After four kids, taking care of my parents, and all the rest, I’ve developed some serious ninja mom skills. They enable me to survive the insanity that is having multiple kids in different places, and activities. These tricks and tips have ensured that I have skated by motherhood only semi-scathed and mostly unscarred. Use some of my suggestions at your own risk.
7 Ninja Mom Skills:
- Make your family help with chores. I’m not perfect at this, but we do have a chore chart, and when we insist that the kids do their chores, and do them correctly, things go much smother. That even means having them come back and finish anything that is partially done. One person cannot do all of the housework for 6 people. After all, when would you ever have time to eat bon-bons if you did all of the chores?
- Develop an easy arsenal of foods for dinner. A baked potato and salad can count for dinner. So can Chicken nuggets, pancakes, omelettes, or hot dogs even.
- Strategically plan bath times for the kids, especially when they’re younger. Plan their baths on nights when you have fewer activities. After all, most kids really don’t need a bath every day, as that can seriously dry out their skin. Bonus points if you count a trip to the pool as the night’s bath.
- Get used to dust. Lower your standards. Accept that there will probably be dust bunnies, and messes, and your house will not be perfect. The sooner you come to accept this, the sooner you will quit pulling out your hair.
- Make hard rules about where the kids can eat food. At my house, that means at the kitchen table, sitting down. They are not to drag food into the living room, as that attracts ants, ends up with spills, and more. The harder you are about this rule, the easier the messes will be to contain. Also, if any child over the age of about 3 makes a mess, they need to directly contribute to cleaning it up. Over the age of about 7 and they need to clean it up themselves (with supervision of course).
- Go through and sort mail when it comes through the front door, getting rid of, and instantly recycling catalogues, flyers, and stuff that comes in the mail. Then create a nice, neat, (Ok, who am I kidding?) pile of papers that you can tackle at a specific time. I like to work through mine about once a week or so. Anything that takes more than about 2 minutes to do goes into this pile, and waits.
- Get rid of as much clutter as possible. That is the hardest one for me, but as I get rid of more stuff, keeping on top of things becomes easier. That means periodically organizing and tossing everything under my sink, closets, and throughout the house. It’s not perfect, but I always have a list of stuff ready to be taken to Dorcas to be donated.

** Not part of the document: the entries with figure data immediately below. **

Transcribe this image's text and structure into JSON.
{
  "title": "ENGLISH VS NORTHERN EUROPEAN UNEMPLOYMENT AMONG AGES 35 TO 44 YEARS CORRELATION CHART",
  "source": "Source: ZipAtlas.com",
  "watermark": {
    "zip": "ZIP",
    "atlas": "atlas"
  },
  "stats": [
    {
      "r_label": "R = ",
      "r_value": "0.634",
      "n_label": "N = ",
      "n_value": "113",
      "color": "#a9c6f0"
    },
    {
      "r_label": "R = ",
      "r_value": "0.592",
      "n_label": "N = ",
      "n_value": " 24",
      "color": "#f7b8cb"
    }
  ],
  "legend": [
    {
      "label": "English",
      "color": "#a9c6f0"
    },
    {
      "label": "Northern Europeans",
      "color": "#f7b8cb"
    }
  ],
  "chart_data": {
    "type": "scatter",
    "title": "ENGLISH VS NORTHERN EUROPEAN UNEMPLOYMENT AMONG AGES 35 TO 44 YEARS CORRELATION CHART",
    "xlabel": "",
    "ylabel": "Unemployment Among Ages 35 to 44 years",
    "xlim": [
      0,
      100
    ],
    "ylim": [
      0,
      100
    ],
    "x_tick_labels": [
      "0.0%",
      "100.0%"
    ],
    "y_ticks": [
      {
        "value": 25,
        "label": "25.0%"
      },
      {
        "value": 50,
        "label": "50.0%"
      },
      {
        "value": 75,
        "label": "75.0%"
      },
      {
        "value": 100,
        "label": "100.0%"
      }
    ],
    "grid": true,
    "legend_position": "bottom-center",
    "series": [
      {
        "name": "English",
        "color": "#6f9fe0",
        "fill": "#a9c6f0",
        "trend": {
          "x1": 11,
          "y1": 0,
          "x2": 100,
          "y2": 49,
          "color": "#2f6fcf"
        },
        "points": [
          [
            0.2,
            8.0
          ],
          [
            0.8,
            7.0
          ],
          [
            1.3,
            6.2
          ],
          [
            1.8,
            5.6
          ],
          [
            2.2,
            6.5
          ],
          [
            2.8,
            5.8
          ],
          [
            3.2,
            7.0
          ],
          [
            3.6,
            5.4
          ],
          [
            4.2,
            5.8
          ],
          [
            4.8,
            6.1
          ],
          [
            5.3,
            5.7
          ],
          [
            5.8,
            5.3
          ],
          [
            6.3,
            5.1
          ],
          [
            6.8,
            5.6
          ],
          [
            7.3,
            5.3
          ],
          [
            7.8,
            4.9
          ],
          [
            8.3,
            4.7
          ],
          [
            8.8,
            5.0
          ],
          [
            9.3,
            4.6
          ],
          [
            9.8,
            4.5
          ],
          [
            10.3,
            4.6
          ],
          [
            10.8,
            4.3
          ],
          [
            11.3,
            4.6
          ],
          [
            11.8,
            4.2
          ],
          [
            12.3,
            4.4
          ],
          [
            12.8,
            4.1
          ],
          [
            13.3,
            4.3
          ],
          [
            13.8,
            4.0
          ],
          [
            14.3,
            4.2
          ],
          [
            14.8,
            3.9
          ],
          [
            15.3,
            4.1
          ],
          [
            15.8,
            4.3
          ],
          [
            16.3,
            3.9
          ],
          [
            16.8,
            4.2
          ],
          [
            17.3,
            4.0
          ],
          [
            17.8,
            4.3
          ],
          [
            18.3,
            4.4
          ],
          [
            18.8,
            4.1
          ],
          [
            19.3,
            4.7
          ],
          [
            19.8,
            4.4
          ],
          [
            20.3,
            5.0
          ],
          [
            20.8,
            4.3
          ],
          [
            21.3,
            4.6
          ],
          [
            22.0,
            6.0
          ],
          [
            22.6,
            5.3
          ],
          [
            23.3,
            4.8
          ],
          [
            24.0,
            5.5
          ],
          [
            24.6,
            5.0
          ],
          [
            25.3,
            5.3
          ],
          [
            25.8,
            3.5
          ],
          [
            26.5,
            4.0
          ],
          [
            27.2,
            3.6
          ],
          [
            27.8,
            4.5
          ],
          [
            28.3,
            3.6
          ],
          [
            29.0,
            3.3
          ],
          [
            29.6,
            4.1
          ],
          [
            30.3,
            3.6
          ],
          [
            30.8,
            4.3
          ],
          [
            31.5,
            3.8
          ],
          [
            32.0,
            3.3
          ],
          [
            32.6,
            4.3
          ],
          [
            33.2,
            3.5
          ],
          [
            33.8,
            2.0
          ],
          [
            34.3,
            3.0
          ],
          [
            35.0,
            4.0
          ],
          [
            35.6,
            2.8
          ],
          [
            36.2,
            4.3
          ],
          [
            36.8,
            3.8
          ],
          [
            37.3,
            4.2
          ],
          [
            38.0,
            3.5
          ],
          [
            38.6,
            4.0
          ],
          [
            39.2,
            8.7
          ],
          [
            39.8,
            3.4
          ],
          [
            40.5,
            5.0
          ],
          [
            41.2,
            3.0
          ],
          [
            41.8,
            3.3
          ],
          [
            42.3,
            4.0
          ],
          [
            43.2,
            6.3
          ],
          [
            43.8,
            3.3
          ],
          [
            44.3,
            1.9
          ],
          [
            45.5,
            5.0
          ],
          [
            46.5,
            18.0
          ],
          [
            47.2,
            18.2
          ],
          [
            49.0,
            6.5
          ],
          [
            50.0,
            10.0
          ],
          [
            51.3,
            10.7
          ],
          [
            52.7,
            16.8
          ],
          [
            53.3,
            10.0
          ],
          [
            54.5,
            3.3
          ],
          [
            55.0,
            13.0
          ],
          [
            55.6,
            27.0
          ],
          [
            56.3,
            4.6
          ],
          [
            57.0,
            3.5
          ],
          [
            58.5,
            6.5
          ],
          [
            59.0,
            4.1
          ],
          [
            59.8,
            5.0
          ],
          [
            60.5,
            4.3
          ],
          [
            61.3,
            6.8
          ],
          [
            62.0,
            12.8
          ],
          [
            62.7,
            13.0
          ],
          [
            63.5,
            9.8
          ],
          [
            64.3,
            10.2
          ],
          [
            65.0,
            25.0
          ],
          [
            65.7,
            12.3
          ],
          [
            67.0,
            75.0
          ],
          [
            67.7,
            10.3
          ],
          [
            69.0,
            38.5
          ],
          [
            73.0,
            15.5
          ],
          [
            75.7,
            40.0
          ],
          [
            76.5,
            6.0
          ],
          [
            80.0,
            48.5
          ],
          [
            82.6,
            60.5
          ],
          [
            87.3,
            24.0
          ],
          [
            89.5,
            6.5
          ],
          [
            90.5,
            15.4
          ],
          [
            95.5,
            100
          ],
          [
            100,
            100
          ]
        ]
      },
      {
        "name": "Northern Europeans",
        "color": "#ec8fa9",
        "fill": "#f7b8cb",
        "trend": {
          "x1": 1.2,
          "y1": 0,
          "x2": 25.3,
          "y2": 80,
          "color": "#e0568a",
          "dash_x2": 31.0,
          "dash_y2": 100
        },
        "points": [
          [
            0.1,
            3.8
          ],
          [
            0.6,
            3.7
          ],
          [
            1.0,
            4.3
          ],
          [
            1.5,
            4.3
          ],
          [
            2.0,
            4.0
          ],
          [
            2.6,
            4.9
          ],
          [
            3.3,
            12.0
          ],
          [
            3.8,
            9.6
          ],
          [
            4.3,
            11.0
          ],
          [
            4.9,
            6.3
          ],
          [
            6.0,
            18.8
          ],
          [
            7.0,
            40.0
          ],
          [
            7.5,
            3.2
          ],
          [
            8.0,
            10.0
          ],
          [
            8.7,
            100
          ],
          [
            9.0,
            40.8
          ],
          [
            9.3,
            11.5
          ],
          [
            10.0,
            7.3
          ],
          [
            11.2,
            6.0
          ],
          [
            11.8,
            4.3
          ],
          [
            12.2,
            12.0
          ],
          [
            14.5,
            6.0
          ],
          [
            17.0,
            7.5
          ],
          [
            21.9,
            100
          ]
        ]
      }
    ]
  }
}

By learning as many time-saving cleaning tips and tricks, and figuring out where you can skate by, you’ll save yourself lots of time and headaches. You don’t get to be a ninja overnight, and there are always new ways to do things, and attack things. For instance, I love the cleaning tricks from fly lady, but she drives me batty with the incessant emails. Know what your limits are, and stick to them. No one is perfect, and you should rule your gloriously imperfect household.